Wyreżyserował go Petr Zelenka, autor scenariusza do popularnych również w Polsce "Samotnych". "Rok diabła" to fikcyjna biografia prawdziwych muzyków, którzy grają tu samych siebie. Jak podaje dystrybutor: "Zelenka łączy w filmie fakty i elementy fikcyjne w wypełnioną muzyką, magiczną przygodę, w której duchy i aniołowie stróżowie pomagają ludziom odnaleźć ich własną drogę życiową."
Zupełnie niespodziewane i niezwykłe, dla mnie, odkrycie Jaromira Nohavicy i kapitalna reklamówka jego twórczości i koncertów.
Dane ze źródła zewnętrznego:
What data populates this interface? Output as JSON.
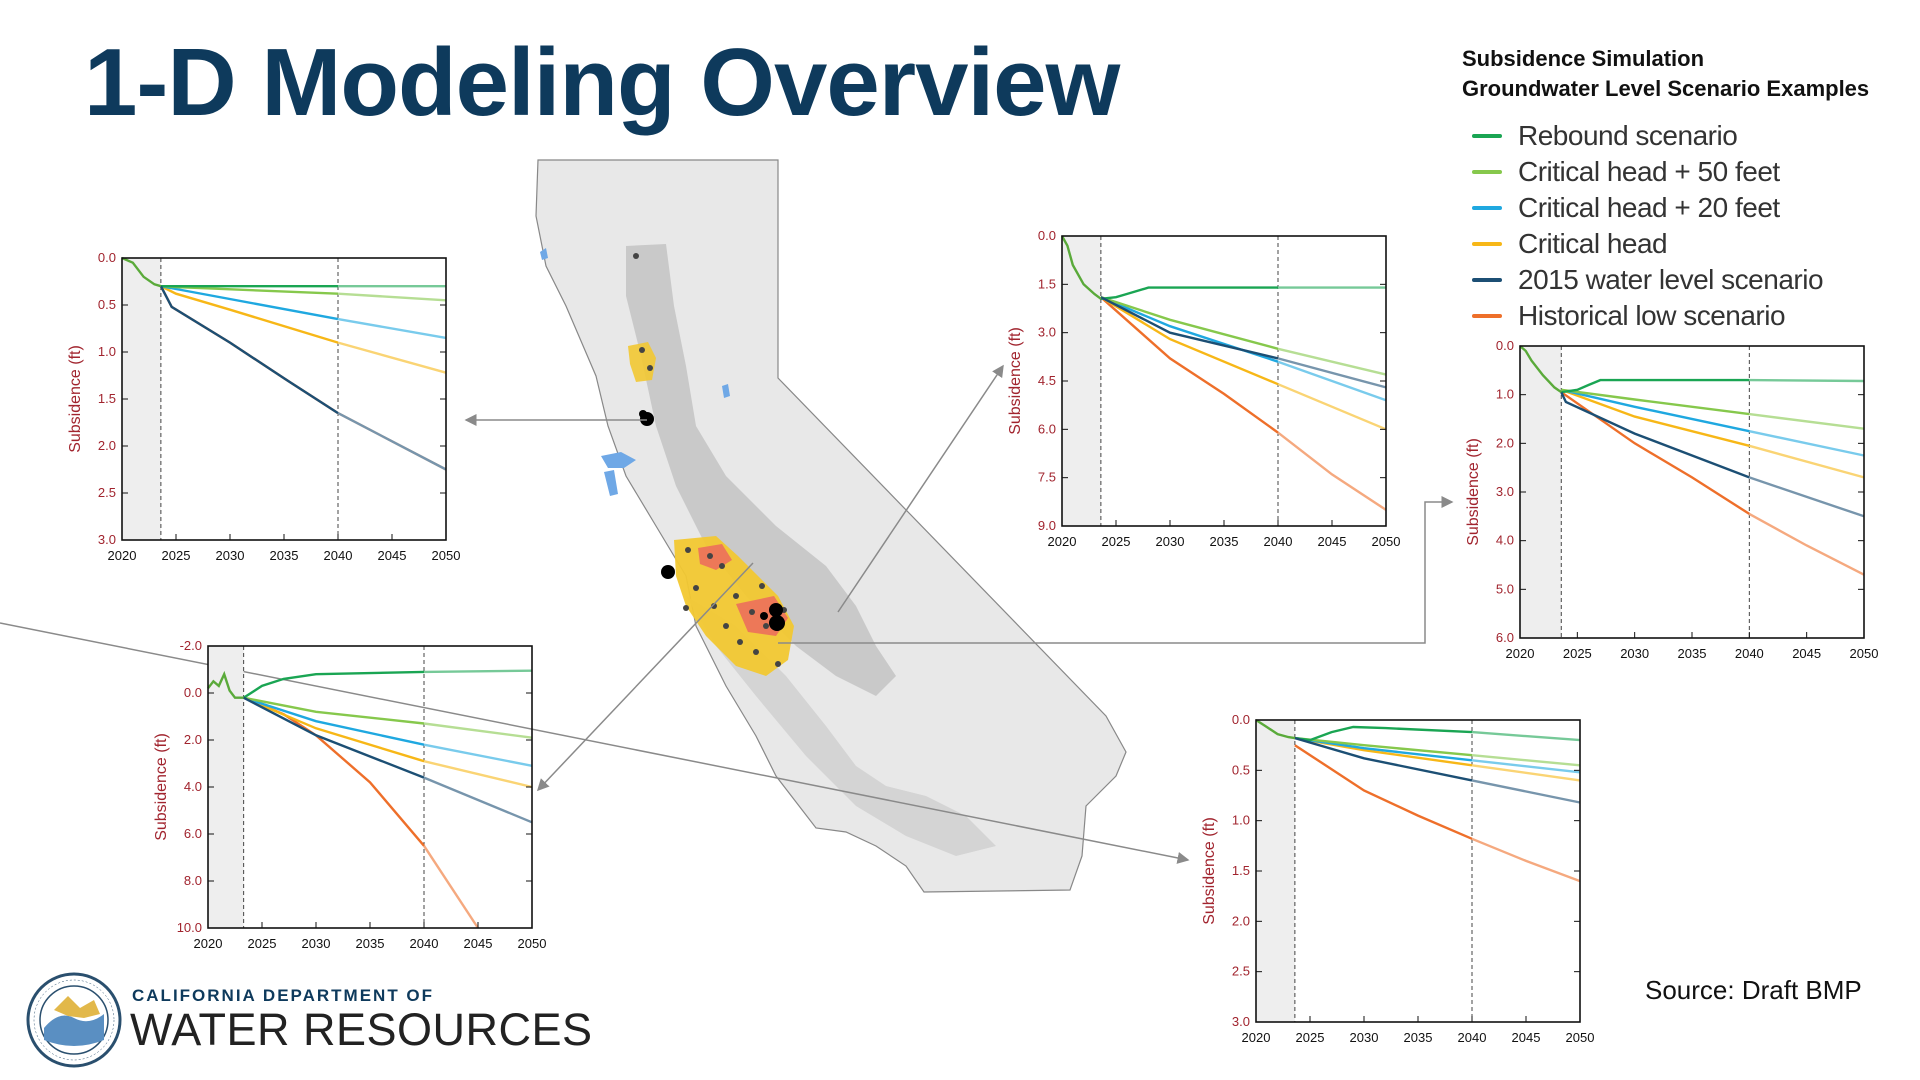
{
  "page": {
    "title": "1-D Modeling Overview",
    "source": "Source: Draft BMP"
  },
  "legend": {
    "heading_line1": "Subsidence Simulation",
    "heading_line2": "Groundwater Level Scenario Examples",
    "items": [
      {
        "label": "Rebound scenario",
        "color": "#1aa553"
      },
      {
        "label": "Critical head + 50 feet",
        "color": "#86c84c"
      },
      {
        "label": "Critical head + 20 feet",
        "color": "#1fa8e0"
      },
      {
        "label": "Critical head",
        "color": "#f7b717"
      },
      {
        "label": "2015 water level scenario",
        "color": "#1c4f74"
      },
      {
        "label": "Historical low scenario",
        "color": "#ee6f2a"
      }
    ]
  },
  "logo": {
    "line1": "CALIFORNIA DEPARTMENT OF",
    "line2": "WATER RESOURCES",
    "seal_text": "DEPARTMENT OF WATER RESOURCES · STATE OF CALIFORNIA ·"
  },
  "colors": {
    "title": "#0e3a5c",
    "axis_label": "#a1242e",
    "rebound": "#1aa553",
    "ch50": "#86c84c",
    "ch20": "#1fa8e0",
    "critical": "#f7b717",
    "wl2015": "#1c4f74",
    "histlow": "#ee6f2a",
    "map_land": "#e8e8e8",
    "map_valley": "#c9c9c9"
  },
  "chart_data": [
    {
      "type": "line",
      "id": "upper-left",
      "ylabel": "Subsidence (ft)",
      "x_ticks": [
        "2020",
        "2025",
        "2030",
        "2035",
        "2040",
        "2045",
        "2050"
      ],
      "y_ticks": [
        "0.0",
        "0.5",
        "1.0",
        "1.5",
        "2.0",
        "2.5",
        "3.0"
      ],
      "xlim": [
        2020,
        2050
      ],
      "ylim": [
        0,
        3
      ],
      "y_inverted": true,
      "history_shade": [
        2020,
        2023.6
      ],
      "dashed_x": [
        2023.6,
        2040
      ],
      "history": [
        [
          2020,
          0
        ],
        [
          2021,
          0.05
        ],
        [
          2022,
          0.2
        ],
        [
          2023,
          0.28
        ],
        [
          2023.6,
          0.3
        ]
      ],
      "series": [
        {
          "key": "rebound",
          "points": [
            [
              2023.6,
              0.3
            ],
            [
              2024.5,
              0.3
            ],
            [
              2050,
              0.3
            ]
          ]
        },
        {
          "key": "ch50",
          "points": [
            [
              2023.6,
              0.3
            ],
            [
              2025,
              0.31
            ],
            [
              2040,
              0.38
            ],
            [
              2050,
              0.45
            ]
          ]
        },
        {
          "key": "ch20",
          "points": [
            [
              2023.6,
              0.3
            ],
            [
              2025,
              0.33
            ],
            [
              2040,
              0.65
            ],
            [
              2050,
              0.85
            ]
          ]
        },
        {
          "key": "critical",
          "points": [
            [
              2023.6,
              0.3
            ],
            [
              2025,
              0.38
            ],
            [
              2030,
              0.55
            ],
            [
              2040,
              0.9
            ],
            [
              2050,
              1.22
            ]
          ]
        },
        {
          "key": "wl2015",
          "points": [
            [
              2023.6,
              0.3
            ],
            [
              2024.6,
              0.52
            ],
            [
              2030,
              0.9
            ],
            [
              2035,
              1.28
            ],
            [
              2040,
              1.65
            ],
            [
              2045,
              1.95
            ],
            [
              2050,
              2.25
            ]
          ]
        },
        {
          "key": "histlow",
          "points": [
            [
              2023.6,
              0.3
            ],
            [
              2024.6,
              0.52
            ],
            [
              2030,
              0.9
            ],
            [
              2035,
              1.28
            ],
            [
              2040,
              1.65
            ],
            [
              2045,
              1.95
            ],
            [
              2050,
              2.25
            ]
          ]
        }
      ]
    },
    {
      "type": "line",
      "id": "lower-left",
      "ylabel": "Subsidence (ft)",
      "x_ticks": [
        "2020",
        "2025",
        "2030",
        "2035",
        "2040",
        "2045",
        "2050"
      ],
      "y_ticks": [
        "-2.0",
        "0.0",
        "2.0",
        "4.0",
        "6.0",
        "8.0",
        "10.0"
      ],
      "xlim": [
        2020,
        2050
      ],
      "ylim": [
        -2,
        10
      ],
      "y_inverted": true,
      "history_shade": [
        2020,
        2023.3
      ],
      "dashed_x": [
        2023.3,
        2040
      ],
      "history": [
        [
          2020,
          -0.2
        ],
        [
          2020.5,
          -0.5
        ],
        [
          2021,
          -0.3
        ],
        [
          2021.5,
          -0.8
        ],
        [
          2022,
          -0.1
        ],
        [
          2022.5,
          0.2
        ],
        [
          2023.3,
          0.2
        ]
      ],
      "series": [
        {
          "key": "rebound",
          "points": [
            [
              2023.3,
              0.2
            ],
            [
              2025,
              -0.3
            ],
            [
              2027,
              -0.6
            ],
            [
              2030,
              -0.8
            ],
            [
              2040,
              -0.9
            ],
            [
              2050,
              -0.95
            ]
          ]
        },
        {
          "key": "ch50",
          "points": [
            [
              2023.3,
              0.2
            ],
            [
              2030,
              0.8
            ],
            [
              2040,
              1.3
            ],
            [
              2050,
              1.9
            ]
          ]
        },
        {
          "key": "ch20",
          "points": [
            [
              2023.3,
              0.2
            ],
            [
              2030,
              1.2
            ],
            [
              2040,
              2.2
            ],
            [
              2050,
              3.1
            ]
          ]
        },
        {
          "key": "critical",
          "points": [
            [
              2023.3,
              0.2
            ],
            [
              2030,
              1.5
            ],
            [
              2040,
              2.9
            ],
            [
              2050,
              4.0
            ]
          ]
        },
        {
          "key": "wl2015",
          "points": [
            [
              2023.3,
              0.2
            ],
            [
              2030,
              1.8
            ],
            [
              2040,
              3.6
            ],
            [
              2050,
              5.5
            ]
          ]
        },
        {
          "key": "histlow",
          "points": [
            [
              2023.3,
              0.2
            ],
            [
              2027,
              0.9
            ],
            [
              2030,
              1.8
            ],
            [
              2035,
              3.8
            ],
            [
              2040,
              6.5
            ],
            [
              2045,
              10.0
            ]
          ]
        }
      ]
    },
    {
      "type": "line",
      "id": "upper-center-right",
      "ylabel": "Subsidence (ft)",
      "x_ticks": [
        "2020",
        "2025",
        "2030",
        "2035",
        "2040",
        "2045",
        "2050"
      ],
      "y_ticks": [
        "0.0",
        "1.5",
        "3.0",
        "4.5",
        "6.0",
        "7.5",
        "9.0"
      ],
      "xlim": [
        2020,
        2050
      ],
      "ylim": [
        0,
        9
      ],
      "y_inverted": true,
      "history_shade": [
        2020,
        2023.6
      ],
      "dashed_x": [
        2023.6,
        2040
      ],
      "history": [
        [
          2020,
          0
        ],
        [
          2020.5,
          0.3
        ],
        [
          2021,
          0.9
        ],
        [
          2022,
          1.5
        ],
        [
          2023,
          1.8
        ],
        [
          2023.6,
          1.95
        ]
      ],
      "series": [
        {
          "key": "rebound",
          "points": [
            [
              2023.6,
              1.95
            ],
            [
              2025,
              1.9
            ],
            [
              2026,
              1.8
            ],
            [
              2028,
              1.6
            ],
            [
              2030,
              1.6
            ],
            [
              2050,
              1.6
            ]
          ]
        },
        {
          "key": "ch50",
          "points": [
            [
              2023.6,
              1.9
            ],
            [
              2030,
              2.6
            ],
            [
              2040,
              3.5
            ],
            [
              2050,
              4.3
            ]
          ]
        },
        {
          "key": "ch20",
          "points": [
            [
              2023.6,
              1.9
            ],
            [
              2030,
              2.8
            ],
            [
              2040,
              3.9
            ],
            [
              2050,
              5.1
            ]
          ]
        },
        {
          "key": "critical",
          "points": [
            [
              2023.6,
              1.9
            ],
            [
              2030,
              3.2
            ],
            [
              2040,
              4.6
            ],
            [
              2050,
              6.0
            ]
          ]
        },
        {
          "key": "wl2015",
          "points": [
            [
              2023.6,
              1.9
            ],
            [
              2030,
              3.0
            ],
            [
              2040,
              3.8
            ],
            [
              2050,
              4.7
            ]
          ]
        },
        {
          "key": "histlow",
          "points": [
            [
              2023.6,
              1.9
            ],
            [
              2030,
              3.8
            ],
            [
              2035,
              4.9
            ],
            [
              2040,
              6.1
            ],
            [
              2045,
              7.4
            ],
            [
              2050,
              8.5
            ]
          ]
        }
      ]
    },
    {
      "type": "line",
      "id": "right",
      "ylabel": "Subsidence (ft)",
      "x_ticks": [
        "2020",
        "2025",
        "2030",
        "2035",
        "2040",
        "2045",
        "2050"
      ],
      "y_ticks": [
        "0.0",
        "1.0",
        "2.0",
        "3.0",
        "4.0",
        "5.0",
        "6.0"
      ],
      "xlim": [
        2020,
        2050
      ],
      "ylim": [
        0,
        6
      ],
      "y_inverted": true,
      "history_shade": [
        2020,
        2023.6
      ],
      "dashed_x": [
        2023.6,
        2040
      ],
      "history": [
        [
          2020,
          0
        ],
        [
          2020.5,
          0.1
        ],
        [
          2021,
          0.3
        ],
        [
          2022,
          0.6
        ],
        [
          2023,
          0.85
        ],
        [
          2023.6,
          0.95
        ]
      ],
      "series": [
        {
          "key": "rebound",
          "points": [
            [
              2023.6,
              0.95
            ],
            [
              2025,
              0.9
            ],
            [
              2026,
              0.8
            ],
            [
              2027,
              0.7
            ],
            [
              2030,
              0.7
            ],
            [
              2040,
              0.7
            ],
            [
              2050,
              0.72
            ]
          ]
        },
        {
          "key": "ch50",
          "points": [
            [
              2023.6,
              0.9
            ],
            [
              2030,
              1.1
            ],
            [
              2040,
              1.4
            ],
            [
              2050,
              1.7
            ]
          ]
        },
        {
          "key": "ch20",
          "points": [
            [
              2023.6,
              0.9
            ],
            [
              2030,
              1.25
            ],
            [
              2040,
              1.75
            ],
            [
              2050,
              2.25
            ]
          ]
        },
        {
          "key": "critical",
          "points": [
            [
              2023.6,
              0.9
            ],
            [
              2030,
              1.45
            ],
            [
              2040,
              2.05
            ],
            [
              2050,
              2.7
            ]
          ]
        },
        {
          "key": "wl2015",
          "points": [
            [
              2023.6,
              0.95
            ],
            [
              2024,
              1.15
            ],
            [
              2030,
              1.8
            ],
            [
              2040,
              2.7
            ],
            [
              2050,
              3.5
            ]
          ]
        },
        {
          "key": "histlow",
          "points": [
            [
              2023.6,
              0.95
            ],
            [
              2030,
              2.0
            ],
            [
              2035,
              2.7
            ],
            [
              2040,
              3.45
            ],
            [
              2045,
              4.1
            ],
            [
              2050,
              4.7
            ]
          ]
        }
      ]
    },
    {
      "type": "line",
      "id": "lower-right",
      "ylabel": "Subsidence (ft)",
      "x_ticks": [
        "2020",
        "2025",
        "2030",
        "2035",
        "2040",
        "2045",
        "2050"
      ],
      "y_ticks": [
        "0.0",
        "0.5",
        "1.0",
        "1.5",
        "2.0",
        "2.5",
        "3.0"
      ],
      "xlim": [
        2020,
        2050
      ],
      "ylim": [
        0,
        3
      ],
      "y_inverted": true,
      "history_shade": [
        2020,
        2023.6
      ],
      "dashed_x": [
        2023.6,
        2040
      ],
      "history": [
        [
          2020,
          0
        ],
        [
          2021,
          0.07
        ],
        [
          2022,
          0.14
        ],
        [
          2023,
          0.17
        ],
        [
          2023.6,
          0.18
        ]
      ],
      "series": [
        {
          "key": "rebound",
          "points": [
            [
              2023.6,
              0.18
            ],
            [
              2025,
              0.2
            ],
            [
              2027,
              0.12
            ],
            [
              2029,
              0.07
            ],
            [
              2032,
              0.08
            ],
            [
              2040,
              0.12
            ],
            [
              2050,
              0.2
            ]
          ]
        },
        {
          "key": "ch50",
          "points": [
            [
              2023.6,
              0.18
            ],
            [
              2030,
              0.25
            ],
            [
              2040,
              0.35
            ],
            [
              2050,
              0.45
            ]
          ]
        },
        {
          "key": "ch20",
          "points": [
            [
              2023.6,
              0.18
            ],
            [
              2030,
              0.28
            ],
            [
              2040,
              0.4
            ],
            [
              2050,
              0.52
            ]
          ]
        },
        {
          "key": "critical",
          "points": [
            [
              2023.6,
              0.18
            ],
            [
              2030,
              0.3
            ],
            [
              2040,
              0.45
            ],
            [
              2050,
              0.6
            ]
          ]
        },
        {
          "key": "wl2015",
          "points": [
            [
              2023.6,
              0.18
            ],
            [
              2030,
              0.38
            ],
            [
              2040,
              0.6
            ],
            [
              2050,
              0.82
            ]
          ]
        },
        {
          "key": "histlow",
          "points": [
            [
              2023.6,
              0.25
            ],
            [
              2030,
              0.7
            ],
            [
              2035,
              0.95
            ],
            [
              2040,
              1.18
            ],
            [
              2045,
              1.4
            ],
            [
              2050,
              1.6
            ]
          ]
        }
      ]
    }
  ]
}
Poza tym - film nieudany, komediowo-absurdalna podróbka dokumentu - nie wyszła. Co miało śmieszyć, nuży i irytuje.
Za fantastyczne fragmenty koncertów - 5/10.
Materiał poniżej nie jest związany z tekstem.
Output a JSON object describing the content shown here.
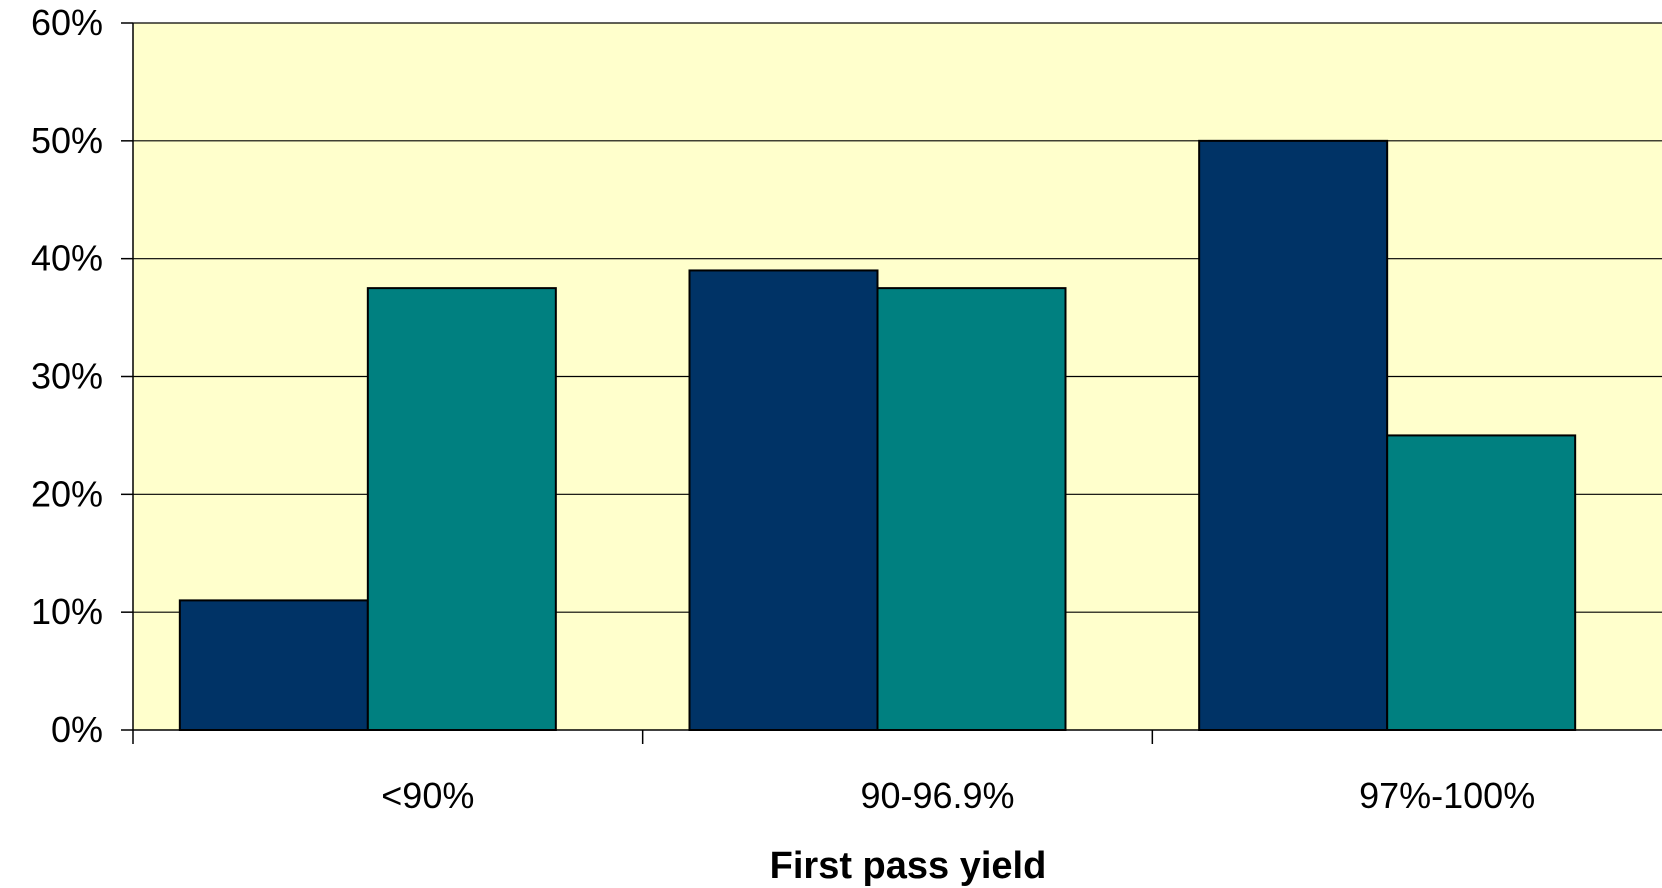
{
  "chart_data": {
    "type": "bar",
    "title": "",
    "xlabel": "First pass yield",
    "ylabel": "",
    "categories": [
      "<90%",
      "90-96.9%",
      "97%-100%"
    ],
    "series": [
      {
        "color": "#003366",
        "values": [
          11,
          39,
          50
        ]
      },
      {
        "color": "#008080",
        "values": [
          37.5,
          37.5,
          25
        ]
      }
    ],
    "ylim": [
      0,
      60
    ],
    "yticks": [
      0,
      10,
      20,
      30,
      40,
      50,
      60
    ],
    "ytick_labels": [
      "0%",
      "10%",
      "20%",
      "30%",
      "40%",
      "50%",
      "60%"
    ],
    "grid": true,
    "legend": "none",
    "plot_background": "#FFFFCC"
  }
}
Nie wiem, czy widzieliście ale Cerny miał naklejone na swojej gitarze serduszko wielkiej orkiestry świątecznej pomocy. To taka ciekawostka tylko.
to było dosyć dawno temu. Miałam już iść spać, byłam sama w domu. Odruchowo
przerzucałam kanały, chciałam znaleźć sobie coś przy czym będę mogła zasnąć...No i w
końcu trafiłam na TVP 2 i Rok Diabła...Oczywiście film zaciekawił mnie do tego stopnia, że
nie zasnęłam;) Oglądałam go w takim lekkim półśnie i przez to...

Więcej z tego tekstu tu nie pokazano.